The big trend is convergence. Technology has created the ability to distribute game content beyond the slot machine box. It now goes online and in lottery products. It goes into gambling games and it goes into free-play and social games. And it can serve customers who cross over various platforms.

Thus, the company that can serve customers comprehensively can sell comprehensively, opening the opportunity for growth in even a static market.

The big reality is cost. Where there once were three dominant slot machine companies in North America, there now are many more. Each supports its own game development operations. Each supports R&D efforts. Each supports maintenance staffs, corporate staffs, sales staffs, etc.

Not all of those companies can afford those kinds of expenses to compete with the giants, again in a basically static market.

But even for the giants like SGMS, the ability to consolidate operations permits a cost-cutting that allows profits to grow. Obviously, it is cheaper for SGMS to have one sales department, for example, than for itself, Bally, Shuffle Master and WMS each to have one.

Of course, buying companies has run up one expense—interest, as money has been borrowed to finance the acquisitions.
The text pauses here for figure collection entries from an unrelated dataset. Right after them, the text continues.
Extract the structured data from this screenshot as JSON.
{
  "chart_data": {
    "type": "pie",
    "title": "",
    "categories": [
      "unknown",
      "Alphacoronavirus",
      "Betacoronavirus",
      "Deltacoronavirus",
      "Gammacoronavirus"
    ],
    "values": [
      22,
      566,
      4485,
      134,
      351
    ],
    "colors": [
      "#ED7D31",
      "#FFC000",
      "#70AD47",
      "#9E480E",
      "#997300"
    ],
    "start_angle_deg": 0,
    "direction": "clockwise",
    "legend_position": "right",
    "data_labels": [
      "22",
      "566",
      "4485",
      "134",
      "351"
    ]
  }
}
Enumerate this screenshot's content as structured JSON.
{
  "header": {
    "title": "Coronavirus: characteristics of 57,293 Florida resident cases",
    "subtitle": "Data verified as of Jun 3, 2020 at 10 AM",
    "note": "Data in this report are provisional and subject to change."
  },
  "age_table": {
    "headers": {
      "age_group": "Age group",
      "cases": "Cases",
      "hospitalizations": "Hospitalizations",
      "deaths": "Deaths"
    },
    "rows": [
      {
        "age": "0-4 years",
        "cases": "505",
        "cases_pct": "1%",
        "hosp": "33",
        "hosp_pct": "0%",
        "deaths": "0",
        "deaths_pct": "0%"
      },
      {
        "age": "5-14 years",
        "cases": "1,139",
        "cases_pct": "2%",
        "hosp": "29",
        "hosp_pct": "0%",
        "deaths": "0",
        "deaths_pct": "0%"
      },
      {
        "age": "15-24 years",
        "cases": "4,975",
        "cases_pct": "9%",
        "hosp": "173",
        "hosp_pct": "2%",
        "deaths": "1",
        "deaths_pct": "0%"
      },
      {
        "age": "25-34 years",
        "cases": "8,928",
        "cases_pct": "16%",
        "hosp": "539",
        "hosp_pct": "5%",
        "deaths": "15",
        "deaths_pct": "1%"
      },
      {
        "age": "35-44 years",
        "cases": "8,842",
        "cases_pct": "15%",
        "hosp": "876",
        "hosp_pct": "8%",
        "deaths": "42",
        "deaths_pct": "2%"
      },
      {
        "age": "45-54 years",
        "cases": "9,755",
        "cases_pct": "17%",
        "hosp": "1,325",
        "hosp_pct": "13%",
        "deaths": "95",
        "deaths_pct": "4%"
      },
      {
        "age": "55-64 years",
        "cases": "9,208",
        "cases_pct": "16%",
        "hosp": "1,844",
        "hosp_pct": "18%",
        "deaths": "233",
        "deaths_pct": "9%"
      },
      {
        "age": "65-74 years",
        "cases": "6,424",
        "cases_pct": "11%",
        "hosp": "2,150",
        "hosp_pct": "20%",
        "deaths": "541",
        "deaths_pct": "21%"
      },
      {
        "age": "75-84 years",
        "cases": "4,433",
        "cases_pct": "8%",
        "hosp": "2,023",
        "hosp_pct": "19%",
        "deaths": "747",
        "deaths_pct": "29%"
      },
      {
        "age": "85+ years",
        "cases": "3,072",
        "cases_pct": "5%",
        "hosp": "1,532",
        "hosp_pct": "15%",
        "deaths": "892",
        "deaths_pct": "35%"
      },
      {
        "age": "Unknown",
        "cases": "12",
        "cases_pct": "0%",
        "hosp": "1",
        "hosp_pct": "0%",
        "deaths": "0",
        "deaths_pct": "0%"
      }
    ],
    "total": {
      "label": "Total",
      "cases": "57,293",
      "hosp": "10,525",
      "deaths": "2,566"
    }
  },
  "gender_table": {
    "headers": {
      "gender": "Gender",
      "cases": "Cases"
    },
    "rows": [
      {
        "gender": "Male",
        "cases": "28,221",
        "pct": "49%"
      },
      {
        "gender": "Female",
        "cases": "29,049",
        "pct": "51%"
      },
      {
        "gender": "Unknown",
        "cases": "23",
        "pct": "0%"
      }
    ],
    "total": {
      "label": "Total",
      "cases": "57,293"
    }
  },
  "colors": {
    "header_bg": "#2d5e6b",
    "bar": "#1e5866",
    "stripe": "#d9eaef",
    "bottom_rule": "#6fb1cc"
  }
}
This has brought greater risk—and urgency to achieve promised cost cuts. SGMS has a debt-to-EBIDTA ratio is over eight times in an industry where debt historically has been low to nil.
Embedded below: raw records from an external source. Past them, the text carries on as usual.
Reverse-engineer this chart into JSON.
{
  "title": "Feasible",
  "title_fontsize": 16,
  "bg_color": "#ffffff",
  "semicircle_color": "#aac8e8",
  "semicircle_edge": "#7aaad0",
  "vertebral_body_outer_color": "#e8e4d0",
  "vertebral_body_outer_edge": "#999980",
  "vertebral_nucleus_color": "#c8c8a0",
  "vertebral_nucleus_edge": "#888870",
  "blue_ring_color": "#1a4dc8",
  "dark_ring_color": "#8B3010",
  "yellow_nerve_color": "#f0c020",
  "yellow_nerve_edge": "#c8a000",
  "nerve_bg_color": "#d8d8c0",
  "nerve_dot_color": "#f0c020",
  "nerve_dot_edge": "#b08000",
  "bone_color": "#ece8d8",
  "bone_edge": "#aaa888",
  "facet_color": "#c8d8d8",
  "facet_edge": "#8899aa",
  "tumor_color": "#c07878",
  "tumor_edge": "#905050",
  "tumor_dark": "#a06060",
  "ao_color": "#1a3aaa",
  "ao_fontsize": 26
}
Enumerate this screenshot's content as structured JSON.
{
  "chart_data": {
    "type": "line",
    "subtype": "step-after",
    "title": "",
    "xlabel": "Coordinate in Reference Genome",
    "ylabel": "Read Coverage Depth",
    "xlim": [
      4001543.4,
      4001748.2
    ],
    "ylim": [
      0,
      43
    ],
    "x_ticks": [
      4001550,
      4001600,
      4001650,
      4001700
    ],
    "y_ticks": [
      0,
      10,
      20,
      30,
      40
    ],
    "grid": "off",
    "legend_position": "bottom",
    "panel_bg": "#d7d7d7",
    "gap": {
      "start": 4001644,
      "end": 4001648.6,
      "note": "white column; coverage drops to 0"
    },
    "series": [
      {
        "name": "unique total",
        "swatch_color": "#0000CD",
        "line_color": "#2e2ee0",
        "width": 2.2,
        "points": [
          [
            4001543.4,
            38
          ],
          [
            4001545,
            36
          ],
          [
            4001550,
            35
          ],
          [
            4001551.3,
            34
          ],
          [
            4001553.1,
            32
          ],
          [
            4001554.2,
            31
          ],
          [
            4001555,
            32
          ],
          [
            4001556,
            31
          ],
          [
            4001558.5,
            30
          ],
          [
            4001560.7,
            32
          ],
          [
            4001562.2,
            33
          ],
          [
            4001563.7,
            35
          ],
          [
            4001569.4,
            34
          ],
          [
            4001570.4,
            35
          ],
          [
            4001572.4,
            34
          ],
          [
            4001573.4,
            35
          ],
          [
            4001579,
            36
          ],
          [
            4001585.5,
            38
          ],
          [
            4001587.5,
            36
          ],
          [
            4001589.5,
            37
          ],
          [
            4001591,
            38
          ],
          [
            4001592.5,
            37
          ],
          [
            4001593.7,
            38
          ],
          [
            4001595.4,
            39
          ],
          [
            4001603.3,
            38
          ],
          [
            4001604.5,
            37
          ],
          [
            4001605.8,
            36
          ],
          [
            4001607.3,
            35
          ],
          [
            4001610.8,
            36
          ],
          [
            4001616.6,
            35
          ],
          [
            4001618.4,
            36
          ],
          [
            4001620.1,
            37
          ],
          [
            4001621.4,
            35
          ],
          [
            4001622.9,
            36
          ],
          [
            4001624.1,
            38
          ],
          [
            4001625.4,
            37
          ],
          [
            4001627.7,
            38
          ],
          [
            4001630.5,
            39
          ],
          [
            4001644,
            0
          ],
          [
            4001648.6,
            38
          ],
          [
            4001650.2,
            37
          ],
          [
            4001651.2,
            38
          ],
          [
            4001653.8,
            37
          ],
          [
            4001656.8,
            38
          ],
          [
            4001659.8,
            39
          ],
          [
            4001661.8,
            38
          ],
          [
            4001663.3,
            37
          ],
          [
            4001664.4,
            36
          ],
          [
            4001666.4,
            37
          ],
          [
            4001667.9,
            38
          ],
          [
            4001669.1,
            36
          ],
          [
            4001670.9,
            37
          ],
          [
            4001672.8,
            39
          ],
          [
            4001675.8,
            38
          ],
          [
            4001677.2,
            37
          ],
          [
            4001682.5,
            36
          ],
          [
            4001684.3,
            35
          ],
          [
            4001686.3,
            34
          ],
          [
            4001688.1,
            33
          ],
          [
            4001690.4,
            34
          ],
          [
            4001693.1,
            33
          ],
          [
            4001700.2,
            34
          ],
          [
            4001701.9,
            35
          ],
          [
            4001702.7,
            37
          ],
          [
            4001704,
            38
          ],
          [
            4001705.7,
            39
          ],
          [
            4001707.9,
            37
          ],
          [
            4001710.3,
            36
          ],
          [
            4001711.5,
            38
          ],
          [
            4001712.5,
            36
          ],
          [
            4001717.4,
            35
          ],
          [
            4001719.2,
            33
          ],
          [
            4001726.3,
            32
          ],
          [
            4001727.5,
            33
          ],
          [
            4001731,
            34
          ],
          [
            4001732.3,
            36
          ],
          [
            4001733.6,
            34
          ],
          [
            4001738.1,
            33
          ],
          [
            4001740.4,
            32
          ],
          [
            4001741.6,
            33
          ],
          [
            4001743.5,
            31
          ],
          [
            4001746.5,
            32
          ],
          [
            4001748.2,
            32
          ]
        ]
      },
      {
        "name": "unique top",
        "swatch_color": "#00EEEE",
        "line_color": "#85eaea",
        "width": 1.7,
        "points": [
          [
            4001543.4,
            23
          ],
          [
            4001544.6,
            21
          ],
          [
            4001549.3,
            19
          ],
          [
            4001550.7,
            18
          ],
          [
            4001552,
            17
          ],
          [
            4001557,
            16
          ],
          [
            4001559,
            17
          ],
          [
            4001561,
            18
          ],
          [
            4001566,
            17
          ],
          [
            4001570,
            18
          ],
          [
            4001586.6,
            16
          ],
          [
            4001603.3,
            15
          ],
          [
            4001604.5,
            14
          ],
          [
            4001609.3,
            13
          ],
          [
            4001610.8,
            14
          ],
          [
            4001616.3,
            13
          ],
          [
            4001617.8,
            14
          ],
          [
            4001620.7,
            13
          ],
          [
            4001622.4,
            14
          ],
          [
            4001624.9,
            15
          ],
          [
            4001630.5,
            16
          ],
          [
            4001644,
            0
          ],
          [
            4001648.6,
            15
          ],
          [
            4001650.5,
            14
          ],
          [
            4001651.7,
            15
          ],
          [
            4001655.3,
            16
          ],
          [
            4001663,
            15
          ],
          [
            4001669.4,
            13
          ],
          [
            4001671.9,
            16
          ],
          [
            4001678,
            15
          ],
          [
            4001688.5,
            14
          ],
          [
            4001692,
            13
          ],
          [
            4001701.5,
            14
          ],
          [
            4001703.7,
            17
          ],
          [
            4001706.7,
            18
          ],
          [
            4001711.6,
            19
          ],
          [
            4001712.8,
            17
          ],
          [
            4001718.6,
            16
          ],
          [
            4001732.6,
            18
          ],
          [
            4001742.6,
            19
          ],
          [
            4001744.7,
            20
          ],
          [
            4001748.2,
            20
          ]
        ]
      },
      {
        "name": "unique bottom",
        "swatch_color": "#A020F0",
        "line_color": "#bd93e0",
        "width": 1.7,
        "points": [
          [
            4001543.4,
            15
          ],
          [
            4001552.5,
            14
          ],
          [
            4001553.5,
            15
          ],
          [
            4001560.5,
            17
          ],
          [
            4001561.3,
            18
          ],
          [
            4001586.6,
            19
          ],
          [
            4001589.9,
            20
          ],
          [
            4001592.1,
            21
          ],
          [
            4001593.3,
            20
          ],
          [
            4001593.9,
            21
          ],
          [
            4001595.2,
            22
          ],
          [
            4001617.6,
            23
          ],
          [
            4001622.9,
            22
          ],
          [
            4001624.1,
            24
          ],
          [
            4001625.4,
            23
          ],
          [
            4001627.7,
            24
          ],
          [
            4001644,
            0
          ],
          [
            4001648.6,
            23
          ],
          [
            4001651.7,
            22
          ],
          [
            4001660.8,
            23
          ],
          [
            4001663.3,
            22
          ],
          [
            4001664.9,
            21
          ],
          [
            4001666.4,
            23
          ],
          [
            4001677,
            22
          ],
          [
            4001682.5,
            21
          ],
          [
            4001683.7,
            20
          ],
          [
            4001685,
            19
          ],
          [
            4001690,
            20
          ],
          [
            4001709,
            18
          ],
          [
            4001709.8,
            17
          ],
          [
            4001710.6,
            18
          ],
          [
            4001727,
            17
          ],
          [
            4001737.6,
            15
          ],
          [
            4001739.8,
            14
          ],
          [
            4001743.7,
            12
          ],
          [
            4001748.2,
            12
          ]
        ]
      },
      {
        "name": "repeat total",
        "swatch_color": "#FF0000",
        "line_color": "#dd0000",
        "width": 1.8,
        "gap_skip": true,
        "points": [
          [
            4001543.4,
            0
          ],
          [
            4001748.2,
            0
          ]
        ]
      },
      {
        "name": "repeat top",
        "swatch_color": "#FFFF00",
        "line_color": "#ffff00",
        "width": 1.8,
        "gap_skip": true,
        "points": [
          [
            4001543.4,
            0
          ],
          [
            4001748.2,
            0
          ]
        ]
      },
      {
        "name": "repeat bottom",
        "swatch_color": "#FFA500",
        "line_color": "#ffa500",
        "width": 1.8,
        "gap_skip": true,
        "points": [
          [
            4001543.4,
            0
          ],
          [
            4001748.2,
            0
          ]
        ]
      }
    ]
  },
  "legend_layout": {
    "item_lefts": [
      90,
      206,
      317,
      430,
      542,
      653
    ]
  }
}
It also has created what is called execution risk. How difficult will it be for IGT, for example, to build a coherent, unified company with an Italian CEO, corporate headquarters in London, lottery headquarters in Rhode Island, slot manufacturing in Nevada and each industry and region with its own culture?

SGMS and IGT both have strengths as they work through the early days of their integrations.

IGT has considerable cash flow.

SGMS has the most comprehensive product lines. And it has a CEO who has been CEO or COO at three of the company’s four major components.

That CEO, Gavin Isaacs, also is among the most admired in the business. One of the most frequently uttered phrases today is that “if anybody can make Scientific Games work, it is Gavin.”

One move that Isaacs has made to begin the unifying of decision-making and cultures is locating headquarters in Las Vegas.

The challenges of executing on the mergers were revealed in IGT’s and SGMS’ recently quarterly earnings results. IGT was largely in line. SGMS reported a better bottom line than expected, but some revenue segments declined.

On the other side, the simpler, more narrowly focused Aristocrat reported a rip-roaring first half of fiscal 2015 and promised more to come. EBITDA more than doubled and after-tax profit soared 68 percent.

Results were driven by the success of Aristocrat’s games, a big rebound in its home Australian market, and the addition of VGT, the U.S. Class II slot machine company.

Of course, big turnarounds at big companies can take time.

The start of Aristocrat’s success began several years ago when, under CEO Jamie Odell, the company made some key strategic decisions. One was a commitment to developing outstanding games. That led to the hiring of renowned game designers such as Joe Kaminkow.

Another was to focus on the Americas, which, after all, comprised about two-thirds of Aristocrat’s business. This commitment went hand-in-glove with game design as Aristocrat opened creative operations in the U.S.

We have tracked the results in the Eilers-Fantini Quarterly Slot Survey, the industry-leading report detailing trends among gaming suppliers.

Aristocrat’s share of new games shipped to casinos rose to 14 percent in the past survey. More interestingly, survey respondents said they intend to buy 19 percent of their games from Aristocrat this year, and 21 percent factoring out VLT replacement markets, which tend to distort the overall market.

(Note: Anyone wanting a sample of the Eilers-Fantini survey or wishing to learn more about it can contact me at ffantini@fantiniresearch.com.)

But the real proof of the pudding was in those first-half earnings.

Aristocrat also maintains a much less burdensome debt level with a leverage ratio of 3.2 times—and just 2.9 times on a net basis, subtracting cash from debt. That means Aristocrat can put more focus on building revenues rather than cutting costs, and that it even can go shopping for acquisitions.

For SGMS, reducing the debt leverage will be a key for investors to watch.